TOS v. 1: 0.0032982943802368 * (4.2633759365 ^ WF) - 0.0132224390521947 pc/day

TOS v. 2: 0.00329347612940653 * (4.264075596 ^ WF) + 0.040463296249298 pc/day

TOS v. 3: 0.00327092282521483 * (4.2673658538 ^ WF) + 0.292643524481639 pc/day

Ugleeee! Yet actual mathematical formulae which provide the desired results.
 
Another data point - in "Balance of Terror" the Enterprise at season 1 maximum warp takes 8 minutes to go from roughly bottom left corner to Outpost 4 (center) on the Sector map. It can be estimated that it takes a minimum of 16-20 minutes to cross the entire diagonal of a sector (we don't know the vertical position the Enterprise or other objects have on the map) at season 1 maximum warp.

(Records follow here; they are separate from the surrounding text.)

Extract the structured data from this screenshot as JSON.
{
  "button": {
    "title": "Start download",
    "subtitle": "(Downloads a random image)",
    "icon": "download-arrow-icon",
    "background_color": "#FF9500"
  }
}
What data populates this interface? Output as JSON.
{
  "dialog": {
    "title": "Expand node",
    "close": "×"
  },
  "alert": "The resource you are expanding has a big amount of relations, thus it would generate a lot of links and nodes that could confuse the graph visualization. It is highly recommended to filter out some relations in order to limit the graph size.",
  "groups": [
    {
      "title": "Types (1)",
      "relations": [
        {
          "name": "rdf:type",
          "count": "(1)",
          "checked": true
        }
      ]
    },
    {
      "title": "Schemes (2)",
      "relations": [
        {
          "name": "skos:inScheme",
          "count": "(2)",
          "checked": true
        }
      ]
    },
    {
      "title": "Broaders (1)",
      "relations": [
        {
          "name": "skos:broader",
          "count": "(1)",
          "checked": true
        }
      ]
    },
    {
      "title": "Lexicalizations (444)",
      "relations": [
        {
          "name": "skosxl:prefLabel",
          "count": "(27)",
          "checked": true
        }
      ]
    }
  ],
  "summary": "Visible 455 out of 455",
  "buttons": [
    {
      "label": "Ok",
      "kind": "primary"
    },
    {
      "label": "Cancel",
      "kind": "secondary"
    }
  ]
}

This episode appears before "Arena" so the Enterprise's max warp would've been Warp 7 or 8.
 
This was on of the things I enjoyed back in the day of playing the FASA Trek RPG. We had these big maps with the distances laid out, and we knew how fast the ships were. There was never any 'crossing the Federation in two days' kind of stuff. When a ship left spacedock at Earth, it could take weeks or months to reach its destination. We didn't roleplay all of that time, but we kept track of it in-campaign. A couple of crews actually completed 5-year missions where much of it was transit-time, with plenty of adventures in between. Good stuff.